Nearly a year after he was booed and jeered as a “traitor” at the Faith and Freedom Coalition conference in Orlando for his refusal to overturn the election results, Pence’s tightly scripted comeback ahead of a potential 2024 presidential bid is showing returns.
Since POLITICO reported on the Supreme Court’s draft opinion overturning Roe v. Wade, Pence has moved to channel a newly simpatico GOP base. He is finding purposeful ways to contrast with Trump on issues ranging from highlighting his own decadeslong record of anti-abortion advocacy to calling for a muscular response to Russia’s invasion of Ukraine. Next week, he’ll cross Trump by holding a rally with Georgia Gov. Brian Kemp on the eve of his GOP primary, a direct challenge to Trump’s endorsement of Kemp challenger David Perdue.

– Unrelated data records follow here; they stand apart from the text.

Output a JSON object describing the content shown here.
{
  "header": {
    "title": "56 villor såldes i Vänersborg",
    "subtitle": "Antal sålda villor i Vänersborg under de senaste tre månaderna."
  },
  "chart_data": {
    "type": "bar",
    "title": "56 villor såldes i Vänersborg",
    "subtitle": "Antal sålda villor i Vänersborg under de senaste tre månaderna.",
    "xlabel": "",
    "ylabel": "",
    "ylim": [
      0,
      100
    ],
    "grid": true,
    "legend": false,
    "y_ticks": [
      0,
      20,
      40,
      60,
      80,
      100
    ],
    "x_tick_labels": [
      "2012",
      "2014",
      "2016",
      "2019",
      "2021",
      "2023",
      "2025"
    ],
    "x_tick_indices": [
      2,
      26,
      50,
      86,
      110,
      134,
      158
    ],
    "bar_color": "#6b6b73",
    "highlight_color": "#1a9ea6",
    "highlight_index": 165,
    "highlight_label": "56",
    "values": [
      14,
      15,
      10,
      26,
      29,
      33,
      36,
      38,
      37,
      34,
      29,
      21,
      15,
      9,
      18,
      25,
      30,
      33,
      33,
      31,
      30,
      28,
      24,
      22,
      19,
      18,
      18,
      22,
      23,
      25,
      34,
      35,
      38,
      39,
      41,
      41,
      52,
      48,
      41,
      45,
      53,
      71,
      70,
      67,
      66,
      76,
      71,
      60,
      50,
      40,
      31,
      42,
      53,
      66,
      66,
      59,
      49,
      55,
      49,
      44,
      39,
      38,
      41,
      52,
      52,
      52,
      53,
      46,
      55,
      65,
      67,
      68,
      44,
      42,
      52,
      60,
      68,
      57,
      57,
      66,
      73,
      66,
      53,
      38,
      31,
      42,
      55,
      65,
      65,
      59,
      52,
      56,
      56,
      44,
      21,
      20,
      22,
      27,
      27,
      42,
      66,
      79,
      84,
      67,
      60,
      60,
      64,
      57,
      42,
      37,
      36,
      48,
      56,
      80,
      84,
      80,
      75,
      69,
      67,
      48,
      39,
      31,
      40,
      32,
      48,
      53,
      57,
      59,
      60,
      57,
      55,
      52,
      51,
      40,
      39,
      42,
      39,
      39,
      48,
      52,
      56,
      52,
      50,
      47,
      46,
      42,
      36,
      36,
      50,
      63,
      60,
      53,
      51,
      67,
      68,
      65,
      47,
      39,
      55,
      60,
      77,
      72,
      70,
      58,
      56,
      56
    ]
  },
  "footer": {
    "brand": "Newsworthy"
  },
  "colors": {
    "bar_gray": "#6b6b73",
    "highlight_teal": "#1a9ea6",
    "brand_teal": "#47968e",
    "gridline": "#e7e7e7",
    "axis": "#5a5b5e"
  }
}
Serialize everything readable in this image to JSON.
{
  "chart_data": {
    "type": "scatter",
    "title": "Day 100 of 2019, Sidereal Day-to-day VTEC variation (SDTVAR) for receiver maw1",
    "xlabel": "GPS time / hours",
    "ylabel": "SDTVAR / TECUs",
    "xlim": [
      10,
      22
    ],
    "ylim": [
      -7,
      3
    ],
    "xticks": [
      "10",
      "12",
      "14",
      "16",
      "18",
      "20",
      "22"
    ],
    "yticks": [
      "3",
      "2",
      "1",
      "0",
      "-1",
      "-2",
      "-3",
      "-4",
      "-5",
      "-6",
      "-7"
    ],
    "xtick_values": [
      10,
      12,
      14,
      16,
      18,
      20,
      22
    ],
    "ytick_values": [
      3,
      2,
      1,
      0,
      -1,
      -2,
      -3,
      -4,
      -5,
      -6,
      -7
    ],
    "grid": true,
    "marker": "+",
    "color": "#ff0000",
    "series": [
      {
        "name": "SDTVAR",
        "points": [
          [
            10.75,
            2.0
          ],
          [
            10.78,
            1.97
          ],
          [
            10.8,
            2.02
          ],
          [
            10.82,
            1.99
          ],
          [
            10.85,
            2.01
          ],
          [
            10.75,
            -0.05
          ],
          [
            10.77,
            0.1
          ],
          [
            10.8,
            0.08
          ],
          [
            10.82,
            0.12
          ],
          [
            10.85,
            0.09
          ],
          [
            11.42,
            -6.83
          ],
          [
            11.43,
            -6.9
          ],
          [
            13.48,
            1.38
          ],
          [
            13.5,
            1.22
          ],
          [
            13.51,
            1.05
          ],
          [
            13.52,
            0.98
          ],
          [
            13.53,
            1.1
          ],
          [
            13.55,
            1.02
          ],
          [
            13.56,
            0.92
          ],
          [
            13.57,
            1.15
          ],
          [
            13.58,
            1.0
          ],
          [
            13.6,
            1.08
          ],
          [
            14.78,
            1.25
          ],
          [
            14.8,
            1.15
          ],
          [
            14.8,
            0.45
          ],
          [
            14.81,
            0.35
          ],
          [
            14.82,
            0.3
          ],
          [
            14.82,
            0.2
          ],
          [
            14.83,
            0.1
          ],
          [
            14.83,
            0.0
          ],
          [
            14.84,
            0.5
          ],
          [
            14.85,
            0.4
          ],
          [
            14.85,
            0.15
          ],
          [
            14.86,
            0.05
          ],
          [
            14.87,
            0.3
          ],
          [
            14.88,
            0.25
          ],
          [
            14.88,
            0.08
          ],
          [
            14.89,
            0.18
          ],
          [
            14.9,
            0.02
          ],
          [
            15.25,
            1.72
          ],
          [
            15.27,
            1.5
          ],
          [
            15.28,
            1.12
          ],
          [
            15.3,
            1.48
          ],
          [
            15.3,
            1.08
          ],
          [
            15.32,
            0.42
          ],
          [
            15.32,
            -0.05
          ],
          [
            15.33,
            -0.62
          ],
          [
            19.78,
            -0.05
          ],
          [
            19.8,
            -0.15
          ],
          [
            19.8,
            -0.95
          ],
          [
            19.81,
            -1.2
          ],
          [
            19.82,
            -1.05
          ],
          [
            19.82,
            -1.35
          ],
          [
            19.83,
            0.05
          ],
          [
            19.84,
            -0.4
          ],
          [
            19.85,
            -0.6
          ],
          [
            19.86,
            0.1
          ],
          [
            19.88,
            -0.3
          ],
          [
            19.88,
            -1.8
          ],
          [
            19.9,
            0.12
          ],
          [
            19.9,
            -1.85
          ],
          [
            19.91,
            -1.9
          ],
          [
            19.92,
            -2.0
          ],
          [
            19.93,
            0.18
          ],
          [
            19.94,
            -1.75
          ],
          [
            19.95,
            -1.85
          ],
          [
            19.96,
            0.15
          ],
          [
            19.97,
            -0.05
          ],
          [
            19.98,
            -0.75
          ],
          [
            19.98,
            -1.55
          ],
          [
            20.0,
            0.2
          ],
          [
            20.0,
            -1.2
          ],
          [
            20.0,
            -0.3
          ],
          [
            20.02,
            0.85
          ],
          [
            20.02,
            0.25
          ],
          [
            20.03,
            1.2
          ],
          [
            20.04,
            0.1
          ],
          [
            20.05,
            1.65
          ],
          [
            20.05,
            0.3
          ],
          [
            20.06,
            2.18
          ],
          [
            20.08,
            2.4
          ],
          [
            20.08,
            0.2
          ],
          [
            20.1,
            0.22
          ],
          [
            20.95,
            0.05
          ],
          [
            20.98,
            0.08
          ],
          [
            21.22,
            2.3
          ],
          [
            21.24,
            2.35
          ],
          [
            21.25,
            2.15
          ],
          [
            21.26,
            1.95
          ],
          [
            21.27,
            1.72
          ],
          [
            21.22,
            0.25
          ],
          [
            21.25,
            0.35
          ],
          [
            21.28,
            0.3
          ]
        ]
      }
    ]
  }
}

And he’s embraced familiar terrain on the culture wars, launching his own so-called freedom agenda ahead of the midterms, focusing on issues like parental choice in the classroom. Long before Republicans like Florida Gov. Ron DeSantis warred with Disney, Pence was attacking the entertainment company as far back as 1999 in an op-ed criticizing the film “Mulan.”
“The issue set feels like it could be coming to him a little bit because he’s good on the culture war stuff,” said David Kochel, a veteran Iowa Republican strategist who said he heard positive reviews of Pence’s April visit to the state.
“As we get into the sanctity of life issue and the potential of having Roe. v. Wade overturned, he has been a champion of life,” said Bob Vander Plaats, president and CEO of The Family Leader, a conservative Christian parent organization for the Iowa Family Policy Center. “It’s definitely in his comfort zone. If this becomes a big issue, a defining issue when it comes to 2024, that will be in his wheelhouse.”
Now, fresh off of warmly received appearances in the early GOP presidential primary voting states of South Carolina and Iowa, and ahead of scheduled stops in New Hampshire and North Carolina later this month, Pence is winning back political ground. Booing crowds have been replaced by cheering, swollen audiences of social conservatives.
“Pence is doing everything he can to position himself if there’s an opening in 2024,” said Alex Conant, a Republican strategist and former adviser to Marco Rubio’s 2016 and Tim Pawlenty’s 2012 presidential campaigns.